ベネッセが今年開設したWEBサイト『これからの教育』では、デジタル教材の導入が進む現状を踏まえ、従来型のアナログ(紙や実物)の学びに加えて、最新のデジタルツールをどう上手く活用していくかを専門家らが説いている。それによれば、デジタル学習の良いところは「おもしろくて、つながって、便利」という3点。1つめの「おもしろい」は、文字だけではなく音声や映像などが加わることによって表現できる幅が増し、より創造性が育めるメリットを挙げている。2つめの「つながる」は、教室内で先生と生徒がつながって教え合ったり、世界中のどこにいても最先端の情報につながったりという、どこでも誰とでもつながるインターネットマシーンという視点。閉じた教室がSNSにより、地域や保護者とつながることも期待される。3つめの「便利」は、繰り返し学習などデジタルならではの効率的でスピーディな学びができるという観点である。
このように「おもしろくて、つながって、便利」なデジタルツールだが、それなら何でもデジタルで良いのかというと決してそうではないと専門家は言う。子どもが学びたいと思ったものに出会った時、どういうやり方があるかを考え、手段としてアナログとデジタルを組み合わせて使う、いわば“良いトコどり”をすることが大切だという。具体的には、理科であれば実験というカリキュラムを通して実体験することが、興味や関心を深めるうえで最も望ましいが、もし危ない実験や準備が難しい場合は、映像で見るだけでも価値がある。あるいは、3年生で学習する漢字200字すべてをいつでも見ておきたいのなら、紙のポスターの方がパソコンモニターよりも一覧性があって便利である。つまり、デジタルとアナログのそれぞれ良いところを、その時々の目的に応じて上手に組み合わせていくことが、今の学びのスタイルに求められているのだ。

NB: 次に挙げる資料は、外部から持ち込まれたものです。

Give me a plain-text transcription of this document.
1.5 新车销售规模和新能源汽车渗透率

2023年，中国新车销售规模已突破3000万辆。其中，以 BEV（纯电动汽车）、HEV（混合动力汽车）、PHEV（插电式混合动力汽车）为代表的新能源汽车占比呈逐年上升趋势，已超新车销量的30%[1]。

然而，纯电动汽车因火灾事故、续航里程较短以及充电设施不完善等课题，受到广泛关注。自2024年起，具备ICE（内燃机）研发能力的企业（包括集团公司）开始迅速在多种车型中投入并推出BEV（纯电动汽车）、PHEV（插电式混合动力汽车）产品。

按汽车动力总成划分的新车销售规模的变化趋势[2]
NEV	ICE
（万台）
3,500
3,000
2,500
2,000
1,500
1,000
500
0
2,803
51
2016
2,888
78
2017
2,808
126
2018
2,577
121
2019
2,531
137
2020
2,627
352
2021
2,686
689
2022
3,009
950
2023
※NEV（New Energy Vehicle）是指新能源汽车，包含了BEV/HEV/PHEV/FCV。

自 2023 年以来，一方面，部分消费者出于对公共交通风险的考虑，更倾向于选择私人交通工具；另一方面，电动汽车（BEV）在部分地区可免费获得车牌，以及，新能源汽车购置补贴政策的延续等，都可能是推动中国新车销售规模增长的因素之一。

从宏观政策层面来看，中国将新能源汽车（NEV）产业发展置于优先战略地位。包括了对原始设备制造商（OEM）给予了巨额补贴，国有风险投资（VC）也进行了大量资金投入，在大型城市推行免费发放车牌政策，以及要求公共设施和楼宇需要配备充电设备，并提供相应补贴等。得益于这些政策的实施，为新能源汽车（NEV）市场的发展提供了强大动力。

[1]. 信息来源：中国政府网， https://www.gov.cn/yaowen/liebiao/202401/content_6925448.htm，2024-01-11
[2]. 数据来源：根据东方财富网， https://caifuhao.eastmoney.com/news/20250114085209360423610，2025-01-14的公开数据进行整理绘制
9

とはいえ、家庭学習において“良いトコどり”の見極めは悩ましい。そこで、ベネッセの「進研ゼミ小学講座」では、教材「チャレンジ」と連動したデジタルツール「ポケットチャレンジ」によって、紙とデジタルを巧みにミックスした効果的な学習スタイルを提案。紙だけでは得られない音声や映像を用いた五感をフルに使う「ポケットチャレンジ」は、集中力の持続やヤル気の向上に繋がると、専門家もその利点を挙げている。好奇心旺盛な子どもにとって、学習に取り組むきっかけは「楽しい」方が断然、身になる。デジタル化が発展途中の今だからこそ、“良いトコどり”の学習法で、無限大の可能性を秘めた子どもの能力がさらに広がるかもしれない。